Wednesday, March 11, 2009

blah blah mixed media blah blah more art

blah blah blah blah

blah blah blah blah

I'm amazed by some bloggers who post every single day and never seem to be at a loss for words, images and something to hold my attention.

I, on the other hand, not being a person of words often struggle to make this blog a happening thing. I'm an introvert by nature and just don't have a lot to say. Not that I'm not interesting, or smart or remiss in the relationship field.

I just don't know what to say !!!!!!!!!!!!!!!!!!!!!!!

It is a bit like talking on the phone......I'm just not big on it. Recently I've embarked on repairing a horrible relationship with my mother. Years ago she banned me from communicating with her but recently she has fallen quite frail in her old age and I've decided that I'm going to be the adult in this thing and make an effort to be there for her.....like it or not. I call her and OMG, I don't know what to say, what to talk about. I'm thinking maybe I need to make a list of safe topics for those phone calls........maybe this will work.

Maybe I should do that with the blog.....make a list of possible topics. OR.......maybe some of the visitors (I'm not confident there are many) would like to suggest some topics that they would find interesting......how about that???????

So, until I can think up something interesting and catchy to write about..........

Later, dudes and dudettes !!!!!!!!!!!!!!!!!!!!!

4 comments:

Unknown said...

I can totally relate to you about the "not knowing what to say" thing. When I started my blog, I just wanted it to be about art and not much more, but I always think I should be saying more. I like your idea of writing down topics.

Anonymous said...

Hi Paula,
I don't usually write much on my blog. But when I do write it's sometimes the result of reading a post at someone else's blog that sparks an idea in my mind.

David (Authorblog) tried to nudge me into writing... so, I began writing haikus. Now I have a ton of haikus which I plan on using as subjects for paintings.

Are you a "listener"? I am... and it is difficult and energy draining for me to have conversations with people who I don't know very well.

hee-hee I certainly am talking a lot right now.

For your mom... I think making notes beforehand is a good idea.
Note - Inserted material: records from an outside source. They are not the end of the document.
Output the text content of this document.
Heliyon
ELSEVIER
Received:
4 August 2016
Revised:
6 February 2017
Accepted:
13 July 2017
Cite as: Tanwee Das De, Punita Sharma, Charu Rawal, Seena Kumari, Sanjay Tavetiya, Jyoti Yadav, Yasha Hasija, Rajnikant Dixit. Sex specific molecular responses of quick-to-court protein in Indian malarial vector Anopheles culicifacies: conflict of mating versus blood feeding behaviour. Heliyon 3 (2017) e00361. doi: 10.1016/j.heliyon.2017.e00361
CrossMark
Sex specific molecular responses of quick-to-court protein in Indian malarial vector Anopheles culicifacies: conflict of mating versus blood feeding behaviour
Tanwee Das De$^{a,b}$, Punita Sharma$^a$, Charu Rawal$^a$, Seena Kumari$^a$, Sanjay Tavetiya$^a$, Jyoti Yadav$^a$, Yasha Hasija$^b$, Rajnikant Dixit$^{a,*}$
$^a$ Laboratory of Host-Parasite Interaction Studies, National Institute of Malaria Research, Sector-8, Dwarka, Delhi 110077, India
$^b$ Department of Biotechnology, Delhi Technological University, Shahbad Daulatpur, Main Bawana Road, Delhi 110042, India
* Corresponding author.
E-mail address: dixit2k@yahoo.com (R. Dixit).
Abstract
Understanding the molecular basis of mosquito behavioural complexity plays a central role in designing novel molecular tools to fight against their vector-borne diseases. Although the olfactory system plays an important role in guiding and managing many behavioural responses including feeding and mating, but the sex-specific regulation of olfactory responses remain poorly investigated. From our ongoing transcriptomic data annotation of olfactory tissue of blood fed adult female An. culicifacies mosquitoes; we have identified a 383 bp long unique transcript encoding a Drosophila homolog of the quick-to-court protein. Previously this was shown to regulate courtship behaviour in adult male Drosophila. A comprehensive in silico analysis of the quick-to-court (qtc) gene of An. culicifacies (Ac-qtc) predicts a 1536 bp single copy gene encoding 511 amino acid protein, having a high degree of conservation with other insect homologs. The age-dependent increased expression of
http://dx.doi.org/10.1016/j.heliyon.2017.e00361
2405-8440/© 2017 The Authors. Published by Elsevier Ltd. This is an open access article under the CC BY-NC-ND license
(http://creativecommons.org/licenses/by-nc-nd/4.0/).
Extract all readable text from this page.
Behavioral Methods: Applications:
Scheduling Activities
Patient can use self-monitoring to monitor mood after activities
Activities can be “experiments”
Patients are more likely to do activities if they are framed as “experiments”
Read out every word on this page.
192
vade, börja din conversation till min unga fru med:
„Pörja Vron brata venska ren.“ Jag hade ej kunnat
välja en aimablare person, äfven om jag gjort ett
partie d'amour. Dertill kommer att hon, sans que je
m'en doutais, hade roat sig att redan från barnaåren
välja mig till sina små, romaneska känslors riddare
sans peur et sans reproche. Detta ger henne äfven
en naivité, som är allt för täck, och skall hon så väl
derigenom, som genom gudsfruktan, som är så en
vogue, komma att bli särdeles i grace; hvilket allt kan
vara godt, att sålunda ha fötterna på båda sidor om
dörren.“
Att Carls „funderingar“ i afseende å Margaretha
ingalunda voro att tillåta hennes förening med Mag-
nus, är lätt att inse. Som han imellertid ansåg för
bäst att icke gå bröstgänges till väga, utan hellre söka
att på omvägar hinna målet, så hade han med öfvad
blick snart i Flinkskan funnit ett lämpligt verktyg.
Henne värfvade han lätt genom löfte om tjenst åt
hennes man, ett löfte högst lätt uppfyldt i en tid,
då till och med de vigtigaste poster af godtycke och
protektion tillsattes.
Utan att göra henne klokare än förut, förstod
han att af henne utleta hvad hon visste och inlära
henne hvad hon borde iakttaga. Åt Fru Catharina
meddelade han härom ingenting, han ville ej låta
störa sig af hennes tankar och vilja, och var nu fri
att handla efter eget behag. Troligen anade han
Tell her things you observe, things you've done, places you've gone, recipes you've cooked and ask her questions about herself.

Andrea and Kim said...

Paula, your words caught my eye! Lately I have been having some problems with posting, too. I have been truly enjoying my time in the studio and it seems as though blogging sometimes stops that a bit. As I read your post, it occurred to me that the reason constant blogging stopped me in the studio is because it makes the words come into my head rather than the images or the feeling I need to get the images. When I blog, I tend to prattle on and on saying very little. If I don't think about what I am going to say, then I can let the feeling of the images come for my studio time. So I say blog when you have something to say and paint when you do not! LOL

I tried the list thing...it did not work for me. I knew I could not be confined to the Monday is such and such day on the blog either...so I did not try that.

Now I am into just blogging when the urge strikes me!

Make the list for talking to your mother. Good idea there.

Hugs, Paula!

Anonymous said...

i used to really struggle with this, too, paula. the thing that helped me was forcing myself blog once a day. at first, it was sooo difficult. i just couldn't think of anything to say. i would sometimes only blog a link or a youtube video. somehow by doing that, though, it got me up and over the hump, and now i have so much to say i can't blog enough. it really becomes so easy, believe it or not.

i totally agree about talking on the phone. i can't believe how much i used to LOVE to do that in my 20s..but now ugh! i HATE it. i just turned down doing a radio show because i'd have to talk on the phone. it would have been pure torture to me and the audience, tho.